If anyone is to blame for the recent increase in the National Social Responsibility Levy (NSRL), which was hiked from two per cent to ten per cent on July 1, it is Minister of Commerce and Industry Donville Inniss.
This was the contention of United Progressive Party (UPP) Leader Lynette Eastmond last night during the launch of her party’s candidate for St James South, the constituency which is currently represented in parliament by Inniss.
While others have sought to lay blame for the increased taxation squarely at the feet of Minister of Finance Chris Sinckler, who reported last week that the levy has so far raked in $50 million over the past three months, Eastmond argued strongly that Inniss was really the one at fault as far as the dreaded levy goes, since the sectors under his direct responsibility were simply “not producing anything”.
“Inniss is responsible for commerce, small business, manufacturing and the international business sector, sectors that are not producing anything,” she told those gathered at Notty’s Bar in Haynesville, St James for the launch of Christal Austin’s political campaign.
While zeroing in on the declining performance of the international business sector which reportedly fell from $300 million to $96 million, Eastmond suggested that this was the reason why Barbadians were being made to pay more taxes.
“That is why you have the National Social Responsibility Levy which some people call the starvation tax; that’s why Value Added Tax has gone from 15 per cent to 17.5 per cent and though they told you it was temporary, that was a big lie,” she said.

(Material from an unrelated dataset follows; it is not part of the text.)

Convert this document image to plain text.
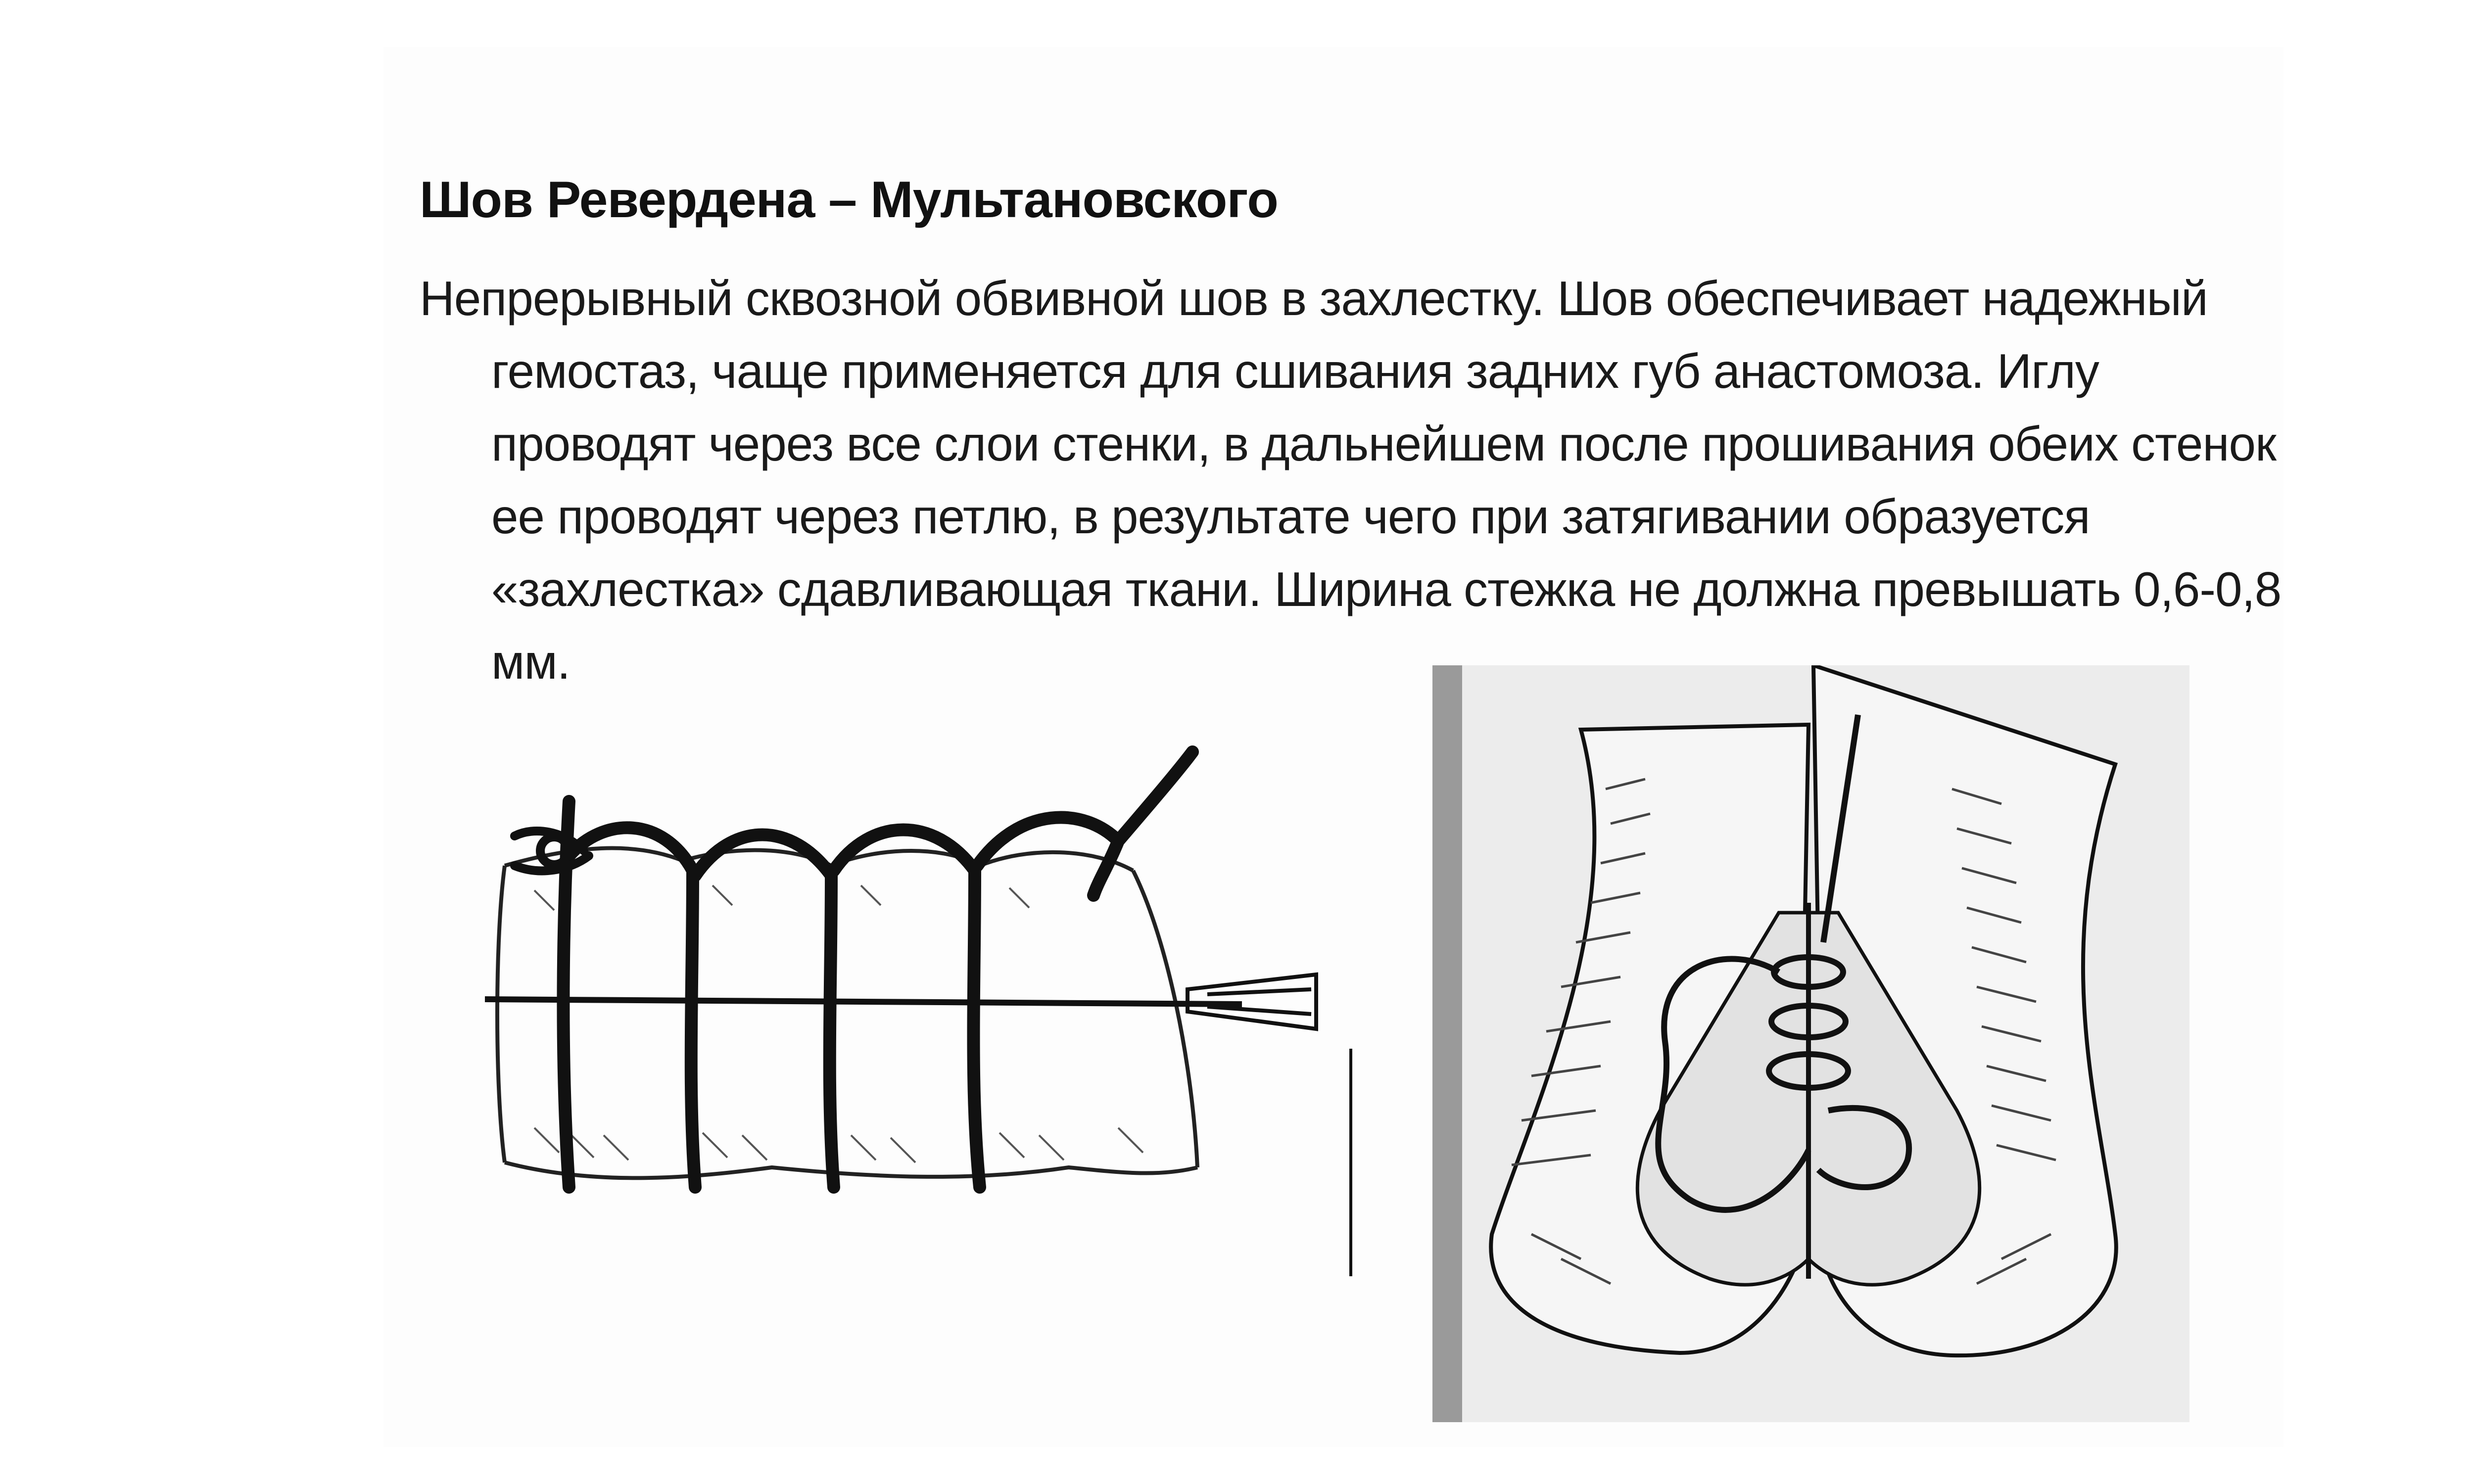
Шов Ревердена – Мультановского
Непрерывный сквозной обвивной шов в захлестку. Шов обеспечивает надежный гемостаз, чаще применяется для сшивания задних губ анастомоза. Иглу проводят через все слои стенки, в дальнейшем после прошивания обеих стенок ее проводят через петлю, в результате чего при затягивании образуется «захлестка» сдавливающая ткани. Ширина стежка не должна превышать 0,6-0,8 мм.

Her comments come on the heels of Inniss’ stout defence of the levy last weekend.
Noting that the measure was designed to dampen demand for foreign exchange and to assist in raising the necessary revenue to reduce the country’s deficit of six per cent of Gross Domestic Product, Inniss, who had initially raised concern when Sinckler had announced the tax hike back in May that the NSRL would result in a rise in the cost of living, suggested that “the critics, however constructive they attempt to be, ought to be addressing what other measures can be implemented to address the issues of the deficit in Barbados,” while demanding to know “what are the options?
“Quite frankly it would be a reduction in public expenditure which should mean one of the ways of doing this is to reduce the size of the public sector by extension reducing the size of the payroll,” he suggested to Barbados TODAY in an interview last weekend.
However, addressing a gathering, which, apart from herself included three other Opposition Barbados Labour Party rejects in Christ Church West incumbent Dr Maria Agard, former St John candidate Hutson Griffith and ex St Michael South Central representative David Gill, Eastmond warned members of the public not to be fooled by Government’s assessment of the current economic situation in the country.
“If you look at Chris Sinckler’s budgetary statement, he himself admitted that there was a decline in almost every single sector in Barbados,” Eastmond said while suggesting that the reported increase in tourist arrivals was not reflective of the tourism spend coming back to Barbadians.
“The truth about the tourist sector is that a lot of that foreign exchange that should be coming to Barbados is left outside of Barbados. It does not touch Barbados. But every year the Government takes up millions of your dollars as a taxpayer and puts it into the tourism sector. For what, a few jobs?, Eastmond asked.
In a hard-hitting address, the UPP leader also accused Government of holding taxpayers to ransom in the tourism industry as she alluded to recent concessions given to the international hotel group, Sandals.
“Every year, asking for every concession possible and recently a hotel got all the concessions that they asked for. So now we have a hotel in Barbados that can advertise on CNN, but doesn’t pay any taxes, that cannot be right,” Eastmond said, adding that Barbadians should not re-elect a Government that would agree to that.
Elections are constitutionally due here by the middle of next year.